Should REM show readings that are at or above target unless there’s a specific issue at that level (e.g., feedback)? Some of mine are below target (especially 55dB stimuli) and the lower SII percentage seems to indicate that could be improved. This was just a temporary programming, but I want to understand to get this programmed better when returning.

Also, REM readings should not go into the grey shaded area? To avoid this, those frequencies need to be increased more to make better use of the dynamic range, even if it exceeds target? Do you just increase the lowest stimuli curve or should the higher stimuli curves also be increased so one can better differentiate loudness? You say it should be in the middle of the dynamic range all the way across, but how does one determine the adjustment levels for each stimuli level as those would then be adjusted without being fit to target? For my loss, there is a lot of dynamic range not being used and the target curves in one ear are struggling to fit my loss (crossing into the grey area) so something seems off.

As a test to see if I understand, I used the half gain rule, reduced to a one third gain rule. Is that gain value in dB HL or dB SPL?

When using X/3 to be conservative, although it looks good using the Aurical OnTarget chart and value, the db SPL levels are significantly under this computed value. Is this disparity due to the conversion from dB HL back to dB SPL? I don’t think one can just subtract the hearing threshold sensitivity values at page 1 to convert: https://web.archive.org/web/20201111162603/http://www.thieme.com/media/samples/pubid1260387312.pdf but when attempting that it does provide values which are closer to what Aurical is displaying. Without knowing what reference value Aurical uses to convert dB HL to dB SPL it might not be possible to compute things in an exact manner. Plus I’d have to account for any RECD for my ears?

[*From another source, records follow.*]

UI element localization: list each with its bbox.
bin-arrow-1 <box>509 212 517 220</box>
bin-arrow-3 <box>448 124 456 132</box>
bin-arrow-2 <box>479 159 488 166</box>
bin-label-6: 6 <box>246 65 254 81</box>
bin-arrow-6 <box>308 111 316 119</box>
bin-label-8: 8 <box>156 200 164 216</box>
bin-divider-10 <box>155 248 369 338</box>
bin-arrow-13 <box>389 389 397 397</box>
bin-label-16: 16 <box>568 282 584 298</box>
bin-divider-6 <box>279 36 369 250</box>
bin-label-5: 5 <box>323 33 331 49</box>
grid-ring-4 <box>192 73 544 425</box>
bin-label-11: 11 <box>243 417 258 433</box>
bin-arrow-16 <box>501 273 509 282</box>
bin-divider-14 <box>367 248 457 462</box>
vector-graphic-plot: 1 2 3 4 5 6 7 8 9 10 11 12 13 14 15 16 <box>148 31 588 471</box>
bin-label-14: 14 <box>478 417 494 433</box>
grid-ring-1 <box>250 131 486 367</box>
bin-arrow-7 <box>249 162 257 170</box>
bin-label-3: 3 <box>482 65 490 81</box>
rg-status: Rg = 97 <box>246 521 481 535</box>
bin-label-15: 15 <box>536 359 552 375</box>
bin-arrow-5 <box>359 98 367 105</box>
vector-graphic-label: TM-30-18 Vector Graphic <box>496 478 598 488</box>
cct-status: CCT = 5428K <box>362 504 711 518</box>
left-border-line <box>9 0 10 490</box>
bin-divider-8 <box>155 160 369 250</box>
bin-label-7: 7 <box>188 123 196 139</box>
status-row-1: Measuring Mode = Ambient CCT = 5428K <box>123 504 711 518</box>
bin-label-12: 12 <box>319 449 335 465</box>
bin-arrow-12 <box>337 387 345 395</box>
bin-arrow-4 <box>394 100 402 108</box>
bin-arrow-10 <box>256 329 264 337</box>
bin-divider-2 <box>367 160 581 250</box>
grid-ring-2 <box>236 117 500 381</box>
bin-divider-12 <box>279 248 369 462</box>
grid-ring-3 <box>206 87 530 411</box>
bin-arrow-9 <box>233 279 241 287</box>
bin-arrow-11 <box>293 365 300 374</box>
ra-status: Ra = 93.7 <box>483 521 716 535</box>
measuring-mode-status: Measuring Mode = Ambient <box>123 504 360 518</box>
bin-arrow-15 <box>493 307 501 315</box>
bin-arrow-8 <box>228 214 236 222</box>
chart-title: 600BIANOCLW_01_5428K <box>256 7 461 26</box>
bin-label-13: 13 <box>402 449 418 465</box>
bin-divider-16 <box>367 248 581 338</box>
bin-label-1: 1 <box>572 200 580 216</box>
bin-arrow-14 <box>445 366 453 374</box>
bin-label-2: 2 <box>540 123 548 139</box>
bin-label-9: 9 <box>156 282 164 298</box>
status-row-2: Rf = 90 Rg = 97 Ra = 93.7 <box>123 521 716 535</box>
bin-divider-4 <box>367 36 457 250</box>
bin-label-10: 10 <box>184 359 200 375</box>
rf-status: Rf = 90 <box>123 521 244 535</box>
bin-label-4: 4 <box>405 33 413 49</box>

Edit: Costco HIS says they aim to keep the numbers in the On Target table to be less than 5 (250-2k) and less than 8 (3k-6k). The graph of REM accounts for the personal ear acoustics and thus it is ok for the measurement to cross into the grey shaded area of the audiogram. This person is conservative on the 55dB stimulus to avoid causing compression of the three fitting curves. Is that a good approach? Seems it may be just underfitting softer sounds where many HOH people struggle. They also say they don’t have enough handles to get more precision, but I don’t think that’s accurate these days, with some hearing aids having up to 24 bands. I watched her adjust and she mostly grouped 2-3 bands at a time. They seem over-reliant on REM fit to guide what they are doing so that a future autofit protocol can probably do a better job.